The European project SignON aims at designing a user-oriented and community-driven platform for communication among deaf, hard of hearing, and hearing individuals in both sign language and spoken languages (i.e. English, Dutch, Spanish, and Irish). Inclusion, easy access to translation services and the use of state-of-the-art Artificial Intelligence (AI) are the key aspects of the platform design. Users can communicate to the system with text, speech, and sign language through video, while the system can respond using, for instance, (translated) output, subtitles, translated audio via speech synthesis, and via a 3D avatar.

In this framework, the design of a flexible, user-friendly component for Automatic Speech Recognition (ASR) is a challenge, due to the constraints imposed by the platform, in terms of usability and the use of system-external services. The project addresses the current state-of-the-art and outstanding questions for language technology in Western Europe.

Our presentation will discuss the conceptual choices underlying the design, operation, and integration of the ASR component. ASR will convert received audio (oral messages) into its textual form in the source language using state-of-the-art ASR technology, which will be tuned to the use cases at hand and the speech articulated by the speaker (including an atypical speech from deaf speakers and the speakers with cochlear implants). The ASR component (i) addresses privacy challenges by secure interaction of speech data, (ii) fits the communicative setting by adapting communication channel characteristics, and (iii) is readily extensible to new languages and data. We will discuss the data selection procedure for building the acoustic models, lexicons, and language models for the ASR component. One of the languages we deal with is also Irish. Since this is an under-resourced language, a transfer-learning approach is suggested and acoustic models will be borrowed from other languages, whereas the language model will be compiled from existing texts.

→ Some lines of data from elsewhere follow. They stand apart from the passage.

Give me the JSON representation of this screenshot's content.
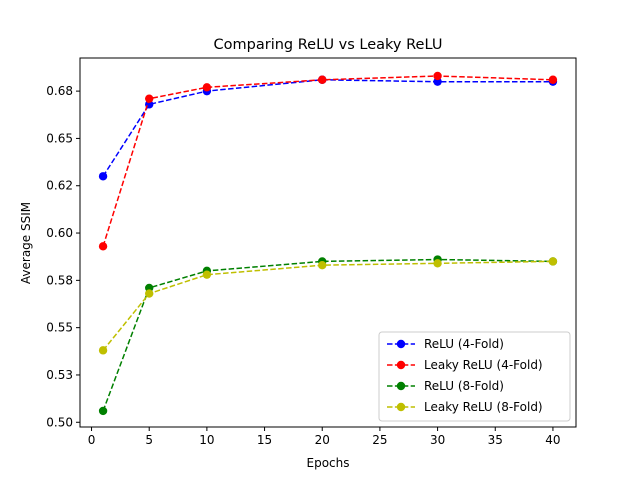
{
  "chart_data": {
    "type": "line",
    "title": "Comparing ReLU vs Leaky ReLU",
    "xlabel": "Epochs",
    "ylabel": "Average SSIM",
    "x": [
      1,
      5,
      10,
      20,
      30,
      40
    ],
    "xlim": [
      -1,
      42
    ],
    "ylim": [
      0.4975,
      0.6925
    ],
    "xticks": [
      0,
      5,
      10,
      15,
      20,
      25,
      30,
      35,
      40
    ],
    "yticks": [
      0.5,
      0.525,
      0.55,
      0.575,
      0.6,
      0.625,
      0.65,
      0.675
    ],
    "ytick_labels": [
      "0.50",
      "0.53",
      "0.55",
      "0.58",
      "0.60",
      "0.62",
      "0.65",
      "0.68"
    ],
    "grid": false,
    "legend_position": "lower-right",
    "series": [
      {
        "name": "ReLU (4-Fold)",
        "color": "#0000ff",
        "values": [
          0.63,
          0.668,
          0.675,
          0.681,
          0.68,
          0.68
        ]
      },
      {
        "name": "Leaky ReLU (4-Fold)",
        "color": "#ff0000",
        "values": [
          0.593,
          0.671,
          0.677,
          0.681,
          0.683,
          0.681
        ]
      },
      {
        "name": "ReLU (8-Fold)",
        "color": "#008000",
        "values": [
          0.506,
          0.571,
          0.58,
          0.585,
          0.586,
          0.585
        ]
      },
      {
        "name": "Leaky ReLU (8-Fold)",
        "color": "#bfbf00",
        "values": [
          0.538,
          0.568,
          0.578,
          0.583,
          0.584,
          0.585
        ]
      }
    ]
  }
}
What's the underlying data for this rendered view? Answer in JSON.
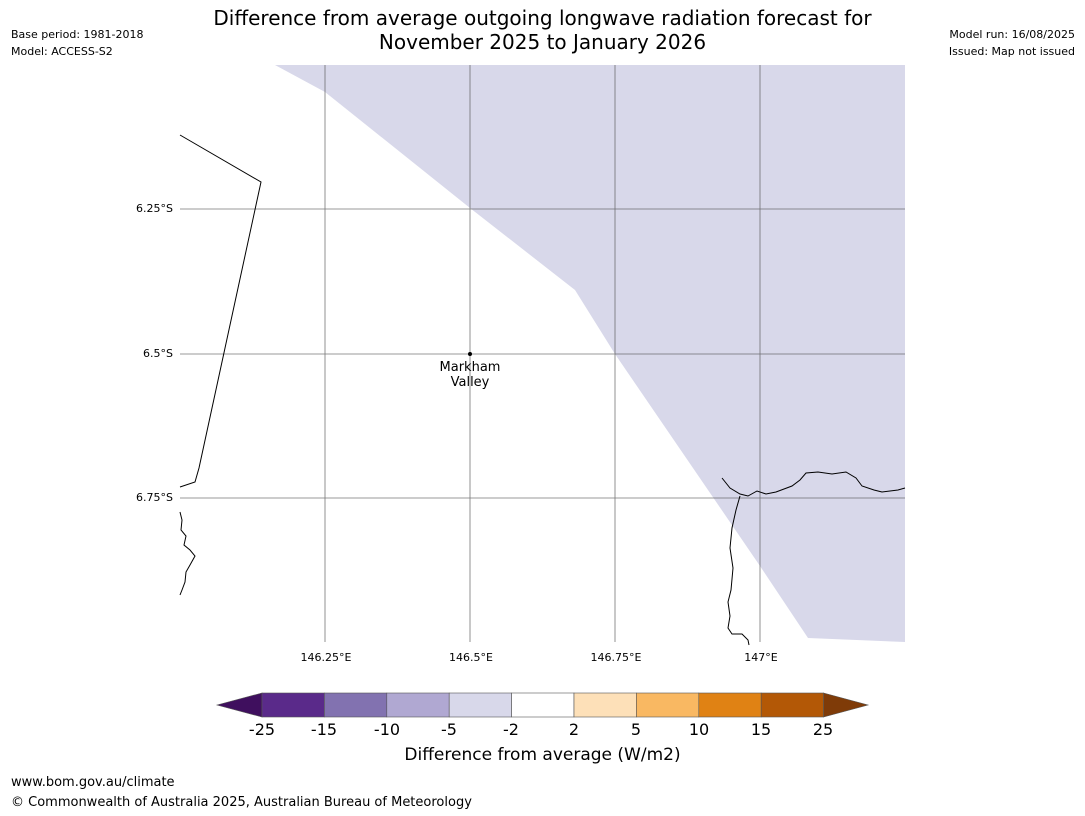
{
  "title": {
    "line1": "Difference from average outgoing longwave radiation forecast for",
    "line2": "November 2025 to January 2026"
  },
  "meta_left": {
    "base_period": "Base period: 1981-2018",
    "model": "Model: ACCESS-S2"
  },
  "meta_right": {
    "model_run": "Model run: 16/08/2025",
    "issued": "Issued: Map not issued"
  },
  "map": {
    "lat_labels": [
      "6.25°S",
      "6.5°S",
      "6.75°S"
    ],
    "lon_labels": [
      "146.25°E",
      "146.5°E",
      "146.75°E",
      "147°E"
    ],
    "place": {
      "name_line1": "Markham",
      "name_line2": "Valley"
    },
    "shaded_category": "-5 to -2",
    "shade_color": "#d8d8ea"
  },
  "colorbar": {
    "ticks": [
      "-25",
      "-15",
      "-10",
      "-5",
      "-2",
      "2",
      "5",
      "10",
      "15",
      "25"
    ],
    "colors": [
      "#3f0f5e",
      "#5a2a8a",
      "#8272b0",
      "#b0a8d2",
      "#d8d8ea",
      "#ffffff",
      "#fde0b8",
      "#f9b862",
      "#e08214",
      "#b35806",
      "#7f3b08"
    ],
    "label": "Difference from average (W/m2)"
  },
  "footer": {
    "url": "www.bom.gov.au/climate",
    "copyright": "© Commonwealth of Australia 2025, Australian Bureau of Meteorology"
  }
}
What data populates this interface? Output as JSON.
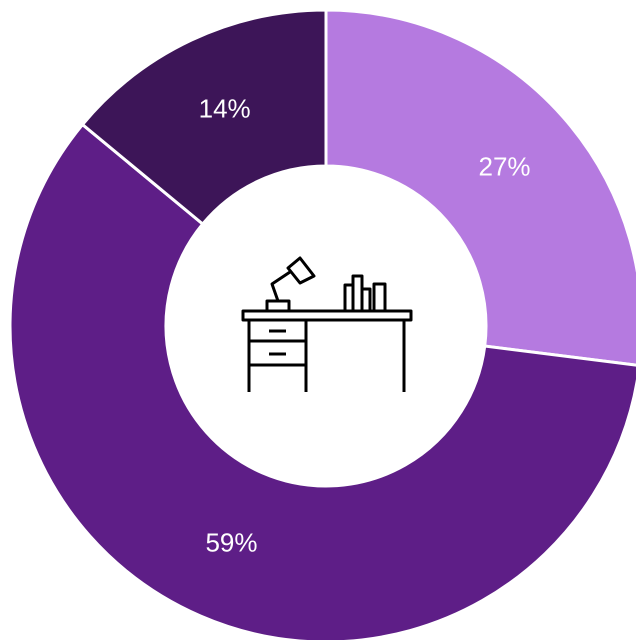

We will briefly outline how the ASR component runs in the cloud on an external server as a dedicated web service, besides the message passing between the SignOn client and this ASR webservice. This is done via a secure and extensible restful Application Programming Interface (API). For each audio file as input, the ASR will produce output that will be the input for Natural Language Processing (NLP). In particular, the output contains text words, backchannel information, segmentation details, and confidence measures of each word.